UNITED NATIONS >> The U.S. has notified the United Nations that it is freezing funding to a U.N.-backed mission in Haiti tasked with fighting gangs trying to seize full control of the country’s capital, the U.N. said Tuesday.
The U.S. has been the biggest contributor to the mission led by Kenyan police, which was launched last year and is struggling with a lack of funding and personnel. The halt will have an “immediate impact” on the mission, U.N. spokesman Stephane Dujarric said.
The move comes as U.S. President Donald Trump imposes a sweeping freeze on foreign assistance, leading to thousands of U.S. aid agency employees and contractors being laid off and programs worldwide shut down.
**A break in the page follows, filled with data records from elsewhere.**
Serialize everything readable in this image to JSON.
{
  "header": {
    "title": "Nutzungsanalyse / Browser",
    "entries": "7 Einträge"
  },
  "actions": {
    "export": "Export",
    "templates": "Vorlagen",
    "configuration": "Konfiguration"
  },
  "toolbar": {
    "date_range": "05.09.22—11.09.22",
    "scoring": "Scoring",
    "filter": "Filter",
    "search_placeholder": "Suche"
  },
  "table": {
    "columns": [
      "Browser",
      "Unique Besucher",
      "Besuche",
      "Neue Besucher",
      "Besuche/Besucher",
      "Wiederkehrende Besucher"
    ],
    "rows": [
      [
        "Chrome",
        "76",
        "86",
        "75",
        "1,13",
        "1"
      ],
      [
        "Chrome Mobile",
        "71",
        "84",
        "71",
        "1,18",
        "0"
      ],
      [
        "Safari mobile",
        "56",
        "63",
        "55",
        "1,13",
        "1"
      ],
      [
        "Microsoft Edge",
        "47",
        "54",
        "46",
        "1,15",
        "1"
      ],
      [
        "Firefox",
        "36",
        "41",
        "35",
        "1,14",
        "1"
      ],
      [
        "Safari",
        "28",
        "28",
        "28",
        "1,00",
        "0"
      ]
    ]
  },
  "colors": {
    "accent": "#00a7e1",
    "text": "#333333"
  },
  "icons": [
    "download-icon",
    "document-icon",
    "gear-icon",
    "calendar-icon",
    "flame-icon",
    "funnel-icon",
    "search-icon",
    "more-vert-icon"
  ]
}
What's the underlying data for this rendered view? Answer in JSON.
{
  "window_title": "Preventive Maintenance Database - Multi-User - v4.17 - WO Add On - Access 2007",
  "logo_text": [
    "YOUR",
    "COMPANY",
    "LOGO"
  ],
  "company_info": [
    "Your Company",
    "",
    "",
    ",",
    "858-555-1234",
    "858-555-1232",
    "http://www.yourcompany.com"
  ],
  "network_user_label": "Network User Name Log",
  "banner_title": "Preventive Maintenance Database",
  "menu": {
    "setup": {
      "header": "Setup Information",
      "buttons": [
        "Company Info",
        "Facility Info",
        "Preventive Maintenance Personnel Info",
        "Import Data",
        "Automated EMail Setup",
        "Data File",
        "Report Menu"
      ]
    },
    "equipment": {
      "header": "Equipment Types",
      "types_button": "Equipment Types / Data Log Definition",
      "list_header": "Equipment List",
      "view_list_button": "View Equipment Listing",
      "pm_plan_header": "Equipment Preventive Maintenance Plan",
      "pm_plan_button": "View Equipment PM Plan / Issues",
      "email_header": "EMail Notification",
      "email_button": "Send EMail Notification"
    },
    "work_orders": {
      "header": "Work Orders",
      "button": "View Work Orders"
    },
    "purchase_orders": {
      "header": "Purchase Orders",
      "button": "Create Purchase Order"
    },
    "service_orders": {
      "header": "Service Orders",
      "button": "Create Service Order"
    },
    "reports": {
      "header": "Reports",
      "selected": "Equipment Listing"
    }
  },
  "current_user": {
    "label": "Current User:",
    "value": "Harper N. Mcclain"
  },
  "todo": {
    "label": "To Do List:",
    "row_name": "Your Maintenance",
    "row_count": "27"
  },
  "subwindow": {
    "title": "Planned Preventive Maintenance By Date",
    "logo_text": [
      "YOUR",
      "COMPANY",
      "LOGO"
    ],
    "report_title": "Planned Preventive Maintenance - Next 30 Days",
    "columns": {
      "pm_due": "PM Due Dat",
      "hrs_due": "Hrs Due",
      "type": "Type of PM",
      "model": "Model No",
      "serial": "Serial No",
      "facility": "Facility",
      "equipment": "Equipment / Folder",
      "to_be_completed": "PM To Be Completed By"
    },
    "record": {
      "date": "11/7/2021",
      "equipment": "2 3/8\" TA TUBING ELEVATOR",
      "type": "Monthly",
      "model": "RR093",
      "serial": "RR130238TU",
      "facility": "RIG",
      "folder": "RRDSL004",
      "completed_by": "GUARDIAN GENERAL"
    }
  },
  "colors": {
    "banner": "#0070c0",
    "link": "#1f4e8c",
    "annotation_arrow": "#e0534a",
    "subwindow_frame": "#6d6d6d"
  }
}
U.S. Secretary of State Marco Rubio has offered a waiver for life-saving programs, but confusion over what is exempt from stop-work orders — and fear of losing U.S. aid permanently — is still freezing aid and development work globally.
The United States had committed $15 million to the trust fund that helps finance the multinational force in Haiti, Dujarric said. With $1.7 million of that already spent, “$13.3 million is now frozen,” the spokesman said.
“We will await further guidance from the US regarding its contribution,” he said.
The fund, which now has less than $100 million of the estimated $600 million required annually for the multinational force is not the only support for the mission. There are also bilateral and other types of contributions that the U.N. does not track.
The halt in funding appeared to take officials leading the Kenyan mission by surprise. When asked for comment, mission spokesman Jack Mbaka declined to give any immediate reaction.
The mission works alongside Haiti’s National Police, which is severely underfunded and understaffed and has received millions of dollars from the U.S. government in recent years to help fight gangs. Currently, there are only about 4,000 Haitian police officers on duty at a time in a country of more than 11 million people.
The announcement was made just hours after a military contingent of 70 soldiers from El Salvador arrived in Haiti, joining more than 600 Kenyan police officers already on the ground backed by police and soldiers from other countries including Jamaica and Guatemala.
It’s unclear what impact the halt in U.S. funding for the mission might have on efforts to transform it into a U.N. peacekeeping mission.
Gangs already control 85% of the capital, and U.N. Secretary-General António Guterres recently warned they could overrun Port-au-Prince without additional support for the multinational force.